Tea Party Express is driven by a seasoned hand
Within the fragmented tea-party movement reshaping American politics, one group has proved especially skilled at winning elections.
The Tea Party Express played a central role upending Republican primaries in Nevada, Alaska and, this week, Delaware, raising millions of dollars to help topple candidates favored by GOP bosses.
Most groups in the populist tea-party movement channel their energies through grass-roots organizing and social networking. The Tea Party Express, by contrast, is driven by a Republican consultant with a more conventional approach.

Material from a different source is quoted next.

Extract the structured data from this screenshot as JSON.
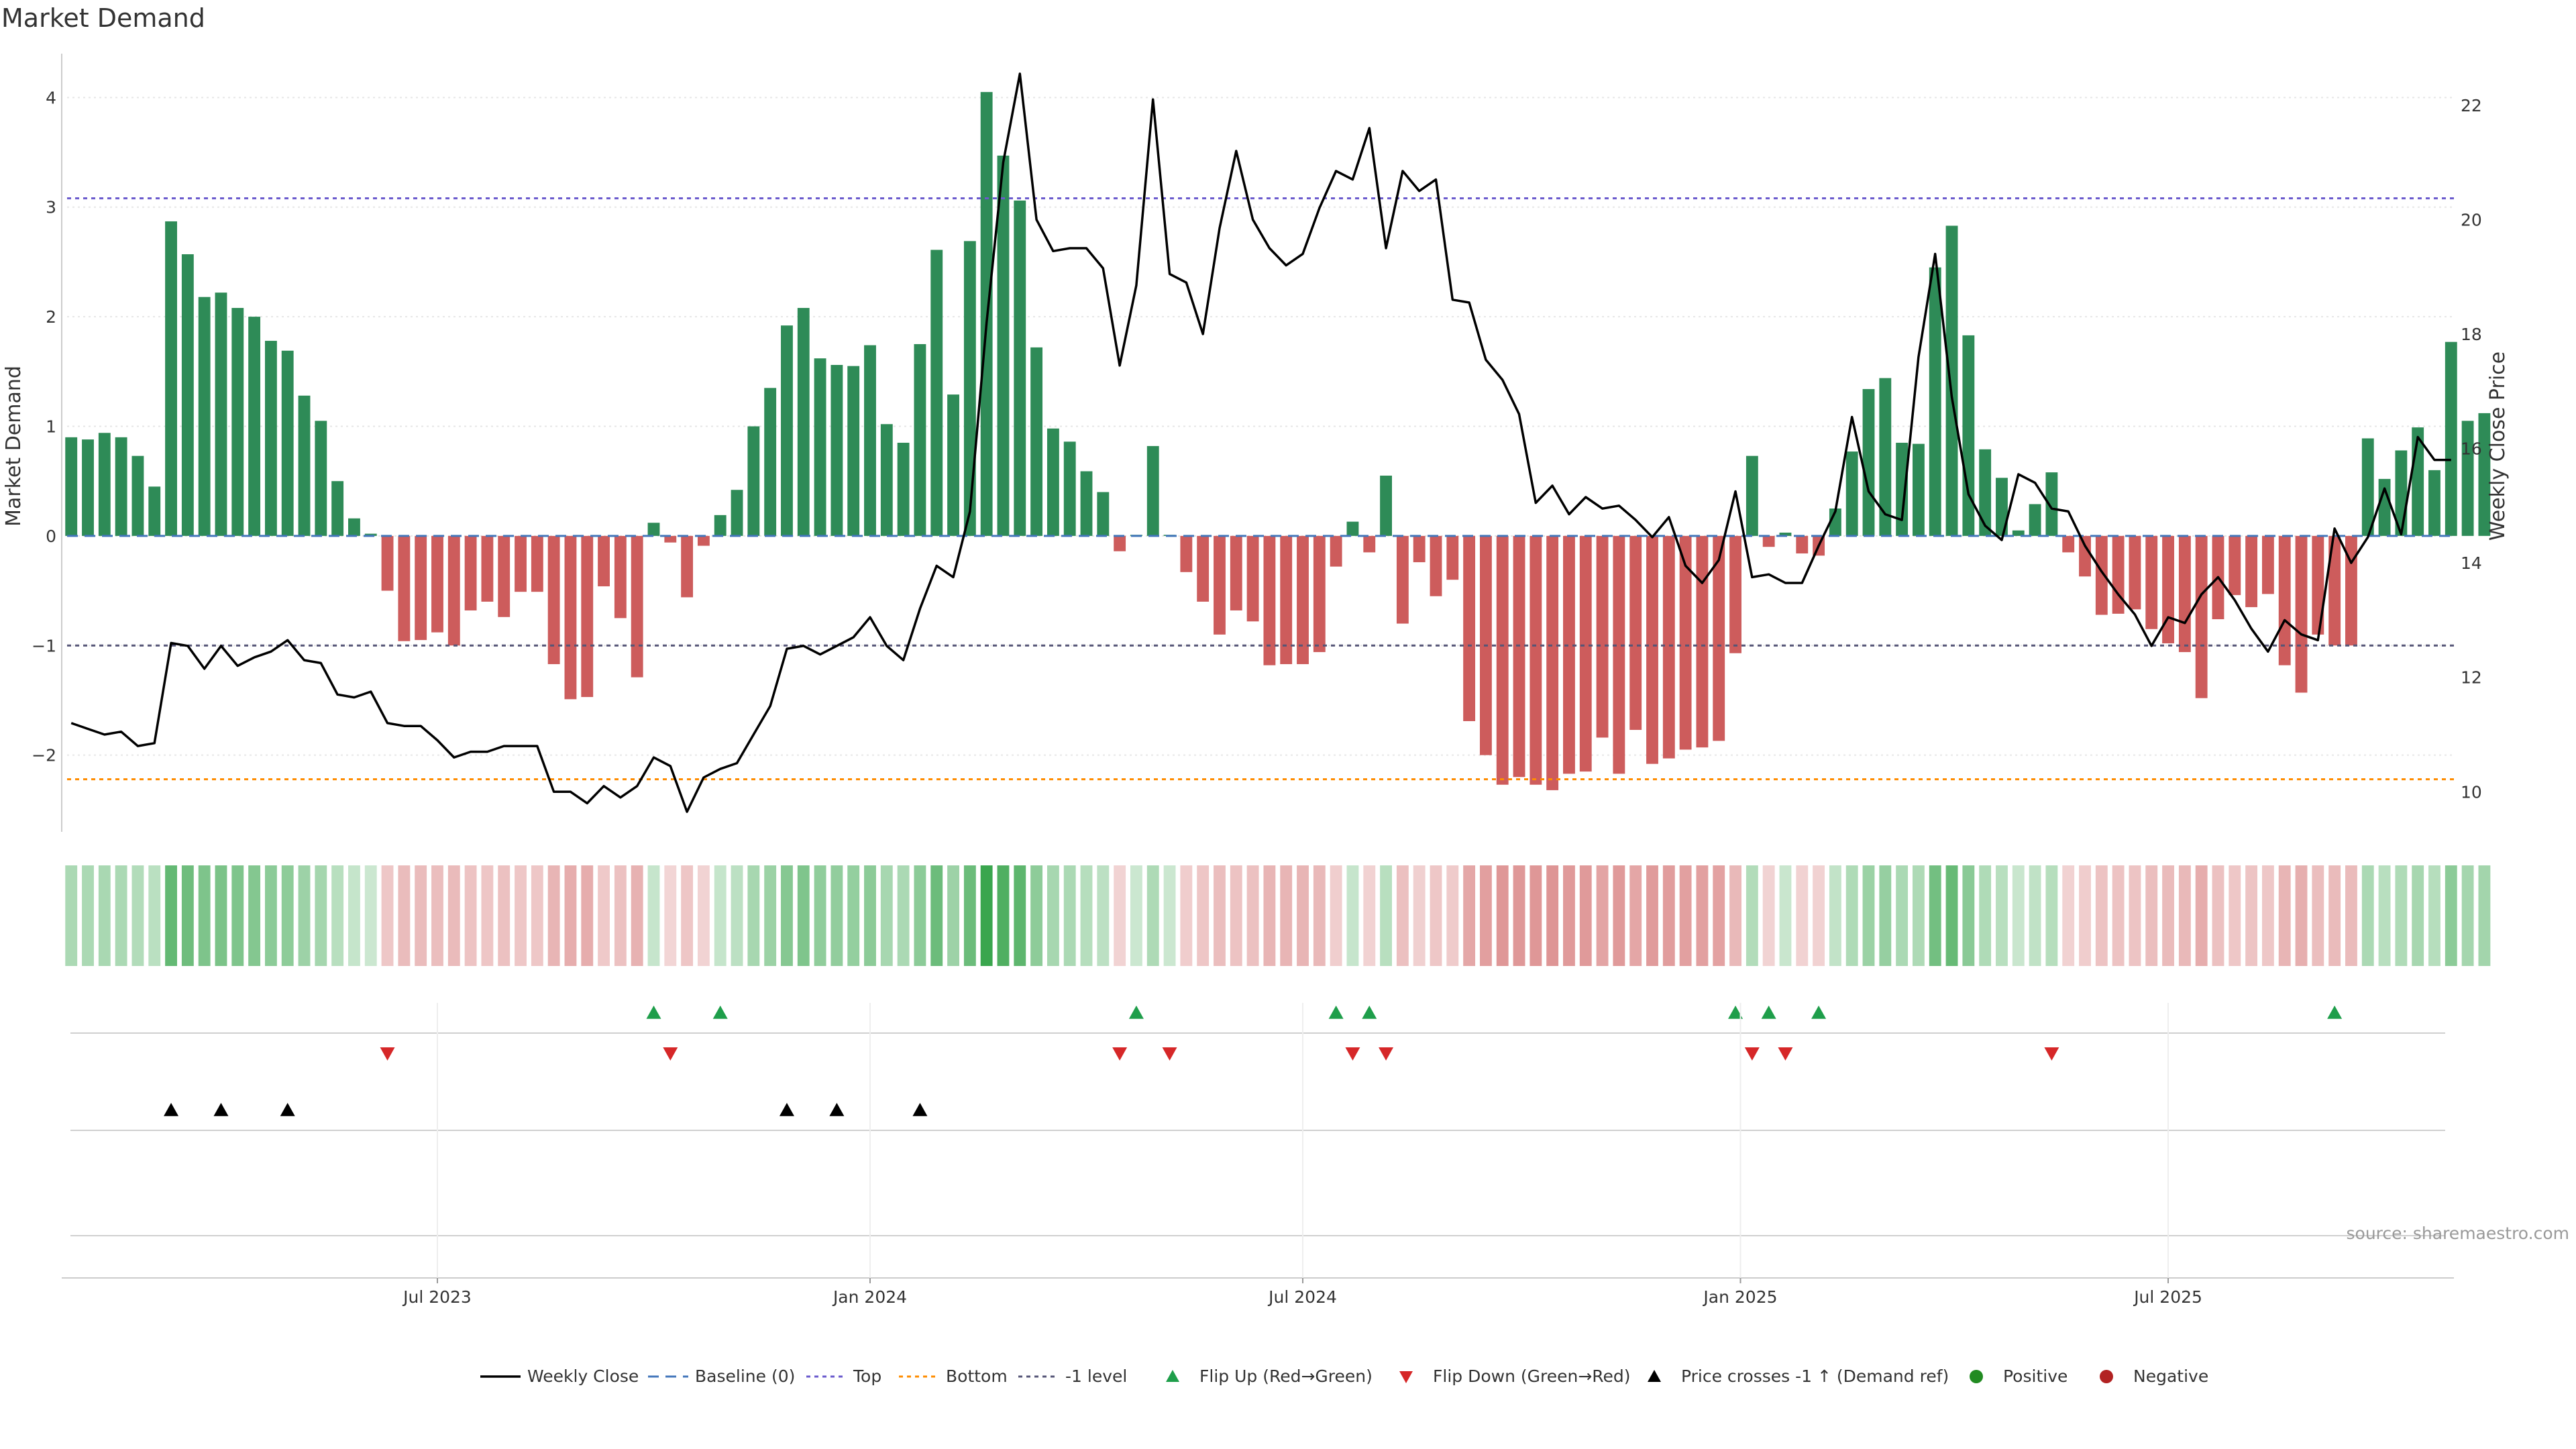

Sal Russo, 63 years old, a longtime California GOP operative and former aide to Ronald Reagan, runs Tea Party Express out of his Sacramento, Calif., consulting firm.
As chief strategist, he sends out solicitation emails to the group’s list of 400,000 addresses—carrying subject lines such as “Harry Reid Doesn’t Want You to See This”—and crafts the messages carried in TV and radio ads and in mailings.

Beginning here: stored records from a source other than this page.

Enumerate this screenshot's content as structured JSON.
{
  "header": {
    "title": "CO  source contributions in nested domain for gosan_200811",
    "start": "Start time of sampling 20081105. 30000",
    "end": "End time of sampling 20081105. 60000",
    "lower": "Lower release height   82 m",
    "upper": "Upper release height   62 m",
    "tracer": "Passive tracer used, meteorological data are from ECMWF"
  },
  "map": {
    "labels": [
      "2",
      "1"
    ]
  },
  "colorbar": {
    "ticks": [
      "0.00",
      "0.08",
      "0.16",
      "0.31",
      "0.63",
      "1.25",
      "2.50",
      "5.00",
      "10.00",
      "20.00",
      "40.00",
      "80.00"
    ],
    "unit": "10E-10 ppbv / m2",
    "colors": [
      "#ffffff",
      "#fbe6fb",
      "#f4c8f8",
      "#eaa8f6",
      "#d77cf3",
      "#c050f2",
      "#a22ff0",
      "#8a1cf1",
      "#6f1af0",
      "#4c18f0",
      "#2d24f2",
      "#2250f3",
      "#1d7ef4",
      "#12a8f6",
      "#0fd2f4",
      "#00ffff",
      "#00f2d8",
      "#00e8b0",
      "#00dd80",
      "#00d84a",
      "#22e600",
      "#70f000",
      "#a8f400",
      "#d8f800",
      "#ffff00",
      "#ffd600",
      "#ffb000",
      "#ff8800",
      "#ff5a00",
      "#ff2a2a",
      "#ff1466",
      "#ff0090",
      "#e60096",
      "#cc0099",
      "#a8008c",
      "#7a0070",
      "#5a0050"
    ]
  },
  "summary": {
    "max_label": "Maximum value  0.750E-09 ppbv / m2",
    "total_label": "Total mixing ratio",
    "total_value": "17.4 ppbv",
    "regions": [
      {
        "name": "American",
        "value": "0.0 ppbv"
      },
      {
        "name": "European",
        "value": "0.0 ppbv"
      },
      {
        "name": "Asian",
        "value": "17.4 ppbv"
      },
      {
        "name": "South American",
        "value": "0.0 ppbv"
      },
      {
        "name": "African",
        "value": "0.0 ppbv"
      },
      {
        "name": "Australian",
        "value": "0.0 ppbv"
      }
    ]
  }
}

“The establishment in the Washington beltway gets it wrong all the time,” Mr. Russo said. Republican Party leaders too often recruit candidates who fit the ideological profiles of their states and districts, he argued, rather than seeking out dynamic, new voices.
“The answer is having bold colors, not pale pastels, to create a clear contrast with the opposition,” he said.
That, he added, was what the Tea Party Express did best. It also picks its shots in small states, where limited spending can turn the tide.